September 17  Beauty & Seduction

Michael Brown piano
Mark Kaplan 
violin
Lisa Shihoten 
violin
Luosha Fang 
viola
Lisa Sung 
viola
Coleman Itzkoff 
cello
Oliver Herbert 
cello
Rita Mitsel 
oboe
Vadim Lando 
clarinet
Karl Kramer 
horn
Gina Cuffari 
bassoon

MOZART  Piano Quintet in Eb Major K. 452 • 1784
  • performed by Mozart himself on April Fool’s Day, and in a letter to his father, he declared enthusiastically, “the best thing I have so far written in my life”

SCHUBERT  Adagio and Rondo Concertante in F Major D. 487 • 1816
  • in love with Therese Grob at the age of 19, Schubert wrote the piano quartet for her brother Heinrich ~ stylistically, the piece is more of a concerto movement for piano and strings, and the Rondo, a sonata movement with Mozart-like themes

Peteris VASKS The Fruit of Silence • 2013
  • the Latvian composer’s sublime, spellbinding meditation ~ for piano quintet Vasks described the quintet as a muted contemplation on a path: “This path has five signposts—prayer, faith, love, service and peace. I want this composition to serve as a reminder that such a path exists.” The music, originally for choir a cappella, was set to a text by Mother Teresa: “The fruit of silence is prayer. The fruit of prayer is faith. The fruit of faith is love. The fruit of love is service. The fruit of service is peace.” It was commissioned by the Schleswig-Holstein Music Festival.

Arnold SCHOENBERG  Verklärte Nacht “Transfigured Night” Op. 4 • 1899
  • dense, voluptuous, gut-wrenching late-Romanticism from the Modernist composer before he abandoned tonality

Based on a mystical poem of Richard Dehmel, the programmatic music for string sextet captures the despair, angst, love, nobility, and radiance of the story of a couple in love walking through the woods on a moonlit night, the woman’s confession that she is bearing the child of another man she never loved, and the man’s acceptance of both the woman and unborn child as his own, transforming all from darkness to light. Schoenberg, however, wanted the music to be appreciated as his expression of nature and human emotion.

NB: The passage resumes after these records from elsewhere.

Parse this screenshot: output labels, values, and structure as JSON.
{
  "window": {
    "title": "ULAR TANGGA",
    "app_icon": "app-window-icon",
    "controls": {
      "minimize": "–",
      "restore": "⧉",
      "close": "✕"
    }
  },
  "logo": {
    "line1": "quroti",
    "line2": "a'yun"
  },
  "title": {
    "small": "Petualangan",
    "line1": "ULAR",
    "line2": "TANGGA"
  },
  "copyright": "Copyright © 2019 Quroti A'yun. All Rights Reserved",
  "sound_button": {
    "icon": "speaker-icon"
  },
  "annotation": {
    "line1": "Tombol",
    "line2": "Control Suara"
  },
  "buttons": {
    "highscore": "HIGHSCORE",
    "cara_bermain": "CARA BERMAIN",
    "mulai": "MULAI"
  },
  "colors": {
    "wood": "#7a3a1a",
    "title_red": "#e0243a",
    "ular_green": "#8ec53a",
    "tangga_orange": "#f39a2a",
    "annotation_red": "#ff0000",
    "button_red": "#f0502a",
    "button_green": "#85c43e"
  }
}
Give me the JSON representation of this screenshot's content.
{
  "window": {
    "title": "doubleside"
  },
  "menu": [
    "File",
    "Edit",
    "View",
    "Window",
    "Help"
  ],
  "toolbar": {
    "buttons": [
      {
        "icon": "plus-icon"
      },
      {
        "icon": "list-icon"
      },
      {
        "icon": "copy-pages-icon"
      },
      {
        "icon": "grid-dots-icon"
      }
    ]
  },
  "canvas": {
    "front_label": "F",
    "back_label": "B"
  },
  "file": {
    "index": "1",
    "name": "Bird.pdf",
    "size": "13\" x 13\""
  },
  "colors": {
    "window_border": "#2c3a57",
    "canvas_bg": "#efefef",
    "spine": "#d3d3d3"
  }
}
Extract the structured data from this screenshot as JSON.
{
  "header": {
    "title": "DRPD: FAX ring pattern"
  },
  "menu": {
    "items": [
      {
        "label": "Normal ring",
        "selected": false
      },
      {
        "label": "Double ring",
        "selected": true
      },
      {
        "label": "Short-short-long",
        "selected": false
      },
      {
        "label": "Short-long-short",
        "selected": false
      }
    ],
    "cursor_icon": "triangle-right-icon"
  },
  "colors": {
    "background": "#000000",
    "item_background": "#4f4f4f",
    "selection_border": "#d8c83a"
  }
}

In 1949, Schoenberg said, “I can really contend that I owe very, very much to Mozart.... And I am proud of it!” In background notes on Mozart’s influence on Schoenberg at the Schönberg Center in Vienna, Therese Muxeneder wrote, “The special exhibition addresses Arnold Schönberg’s stylistic career in the footsteps of Viennese Classicism as well as his artistically and theoretically diverse reflection on the Viennese fathers. The importance of Mozart, Haydn and Beethoven for his own work and teaching can be impressively demonstrated in numerous documents from the estate. They also provide insights into Schönberg’s compositional style, which is juxtaposed with that of Wolfgang Amadeus Mozart.”